I have 2 tables as below.

CREATE EXTERNAL TABLE IF NOT EXISTS TEMP_tab(id int,mytime STRING,age int)
ROW FORMAT DELIMITED
FIELDS TERMINATED BY ','
STORED AS TEXTFILE
LOCATION 'hdfs://xxx';

CREATE TABLE IF NOT EXISTS main_TAB(id int,age int)
PARTITIONED BY (mytime STRING)
STORED AS ORC
tblproperties ("orc.compress"="ZLIB");

FROM TEMP_TAB INSERT OVERWRITE TABLE main_TAB 
PARTITION (mytime) 
SELECT *,substr(mytime,0,10) as mytime;

but the strange thing is Insert does not work. It has following error message

Error: org.apache.spark.sql.AnalysisException: Cannot insert into table m16.main_TAB because the number of columns are different: need 2 columns, but query has 3 columns.; (state=,code=0)

I have already set these 2 as well

SET hive.exec.dynamic.partition = true 

SET hive.exec.dynamic.partition.mode = nonstrict

2 REPLIES 2

avatar

@Team Spark

Seems the target has 2 columns where as your insert query has 3 columns. Check the no of columns in the select clause. Then it should work fine. Its not the problem with dynamic partition.

avatar
Master Guru
@Team Spark


Your TEMP_tab table having 3 columns and your insert query having 4 columns(* means 3 columns from temp_tab and substr(mytime,0,10) means extra 1 column)
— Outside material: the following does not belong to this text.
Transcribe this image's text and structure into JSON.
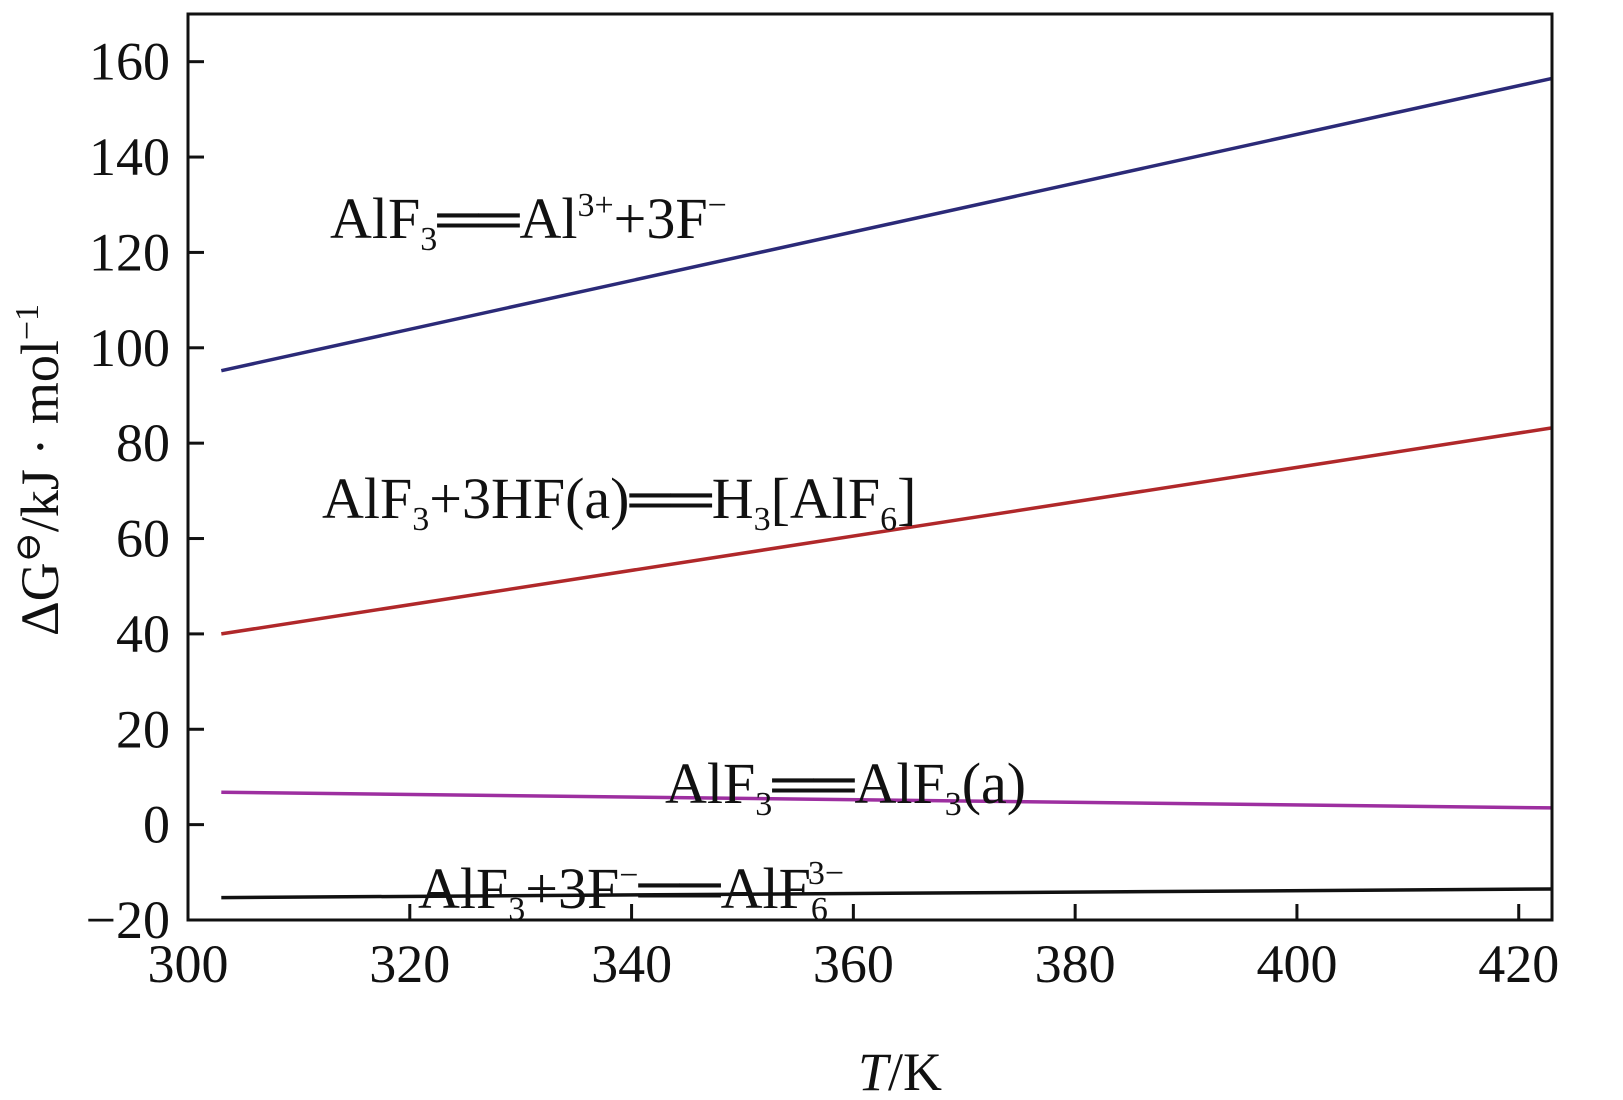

use the below query will work for your case

FROM TEMP_TAB INSERT OVERWRITE TABLE main_TAB 
PARTITION (mytime) 
SELECT id,age,substr(mytime,0,10) as mytime;

* *in addition in the above insert statement you are going to miss mytime column value as you are doing sub string that means source data is going to miss from temp_tab table to main_tab table.

Ex:-

temp_tab having 2017-10-12 12:20:23 but main_tab will have 2017-10-12, here we are going to miss 12:20:23 time from temp_tab to main _tab.
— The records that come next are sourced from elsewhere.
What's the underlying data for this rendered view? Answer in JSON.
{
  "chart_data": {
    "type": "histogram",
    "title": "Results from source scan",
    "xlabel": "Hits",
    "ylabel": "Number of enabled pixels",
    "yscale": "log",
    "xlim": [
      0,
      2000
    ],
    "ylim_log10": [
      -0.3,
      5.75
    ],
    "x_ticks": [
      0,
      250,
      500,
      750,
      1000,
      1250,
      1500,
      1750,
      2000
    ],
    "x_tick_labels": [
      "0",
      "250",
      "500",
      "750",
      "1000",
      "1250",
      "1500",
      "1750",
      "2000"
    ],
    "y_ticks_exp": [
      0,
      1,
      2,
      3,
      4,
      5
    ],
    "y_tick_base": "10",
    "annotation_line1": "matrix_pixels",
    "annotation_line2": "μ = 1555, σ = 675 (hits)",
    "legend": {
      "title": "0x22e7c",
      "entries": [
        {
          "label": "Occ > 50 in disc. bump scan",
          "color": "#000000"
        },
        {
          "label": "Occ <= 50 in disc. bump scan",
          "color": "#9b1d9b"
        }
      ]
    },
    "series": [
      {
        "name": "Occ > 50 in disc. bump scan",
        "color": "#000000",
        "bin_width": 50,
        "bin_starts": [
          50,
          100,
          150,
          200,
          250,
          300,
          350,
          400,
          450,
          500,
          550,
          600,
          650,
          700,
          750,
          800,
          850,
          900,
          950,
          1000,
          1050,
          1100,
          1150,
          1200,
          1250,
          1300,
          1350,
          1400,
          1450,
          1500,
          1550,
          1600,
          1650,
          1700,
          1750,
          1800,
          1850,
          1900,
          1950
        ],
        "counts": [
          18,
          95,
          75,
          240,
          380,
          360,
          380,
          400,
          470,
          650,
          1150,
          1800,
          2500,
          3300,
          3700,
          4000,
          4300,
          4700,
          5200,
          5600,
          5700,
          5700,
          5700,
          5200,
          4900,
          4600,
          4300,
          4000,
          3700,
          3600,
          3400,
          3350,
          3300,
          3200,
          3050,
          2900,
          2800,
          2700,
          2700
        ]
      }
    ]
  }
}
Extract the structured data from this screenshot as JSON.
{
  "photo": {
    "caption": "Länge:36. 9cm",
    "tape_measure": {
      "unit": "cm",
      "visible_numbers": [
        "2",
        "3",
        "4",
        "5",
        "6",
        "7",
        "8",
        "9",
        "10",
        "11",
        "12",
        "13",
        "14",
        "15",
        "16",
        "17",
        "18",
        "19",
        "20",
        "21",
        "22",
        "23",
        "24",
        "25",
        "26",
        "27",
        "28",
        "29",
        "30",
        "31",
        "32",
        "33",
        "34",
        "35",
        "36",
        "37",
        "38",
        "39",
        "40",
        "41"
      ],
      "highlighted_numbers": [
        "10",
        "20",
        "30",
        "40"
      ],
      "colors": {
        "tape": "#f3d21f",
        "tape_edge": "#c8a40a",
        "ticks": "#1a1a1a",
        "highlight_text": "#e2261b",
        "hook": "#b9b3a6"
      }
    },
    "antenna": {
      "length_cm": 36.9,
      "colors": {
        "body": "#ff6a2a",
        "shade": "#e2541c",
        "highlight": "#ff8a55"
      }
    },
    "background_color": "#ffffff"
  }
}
In case if you dont want to miss the data then

create main tab table with 4 columns in with dt as partition column

CREATE TABLE IF NOT EXISTS main_TAB(id int,mytime STRING,age int)
PARTITIONED BY (dt string)
STORED AS ORC
tblproperties ("orc.compress"="ZLIB");

then do insert statement as below

FROM TEMP_TAB INSERT OVERWRITE TABLE main_TAB PARTITION (mytime) SELECT *,substr(mytime,0,10) as mytime;

in this case partition column would be dt and you are not missing temp_tab data at all.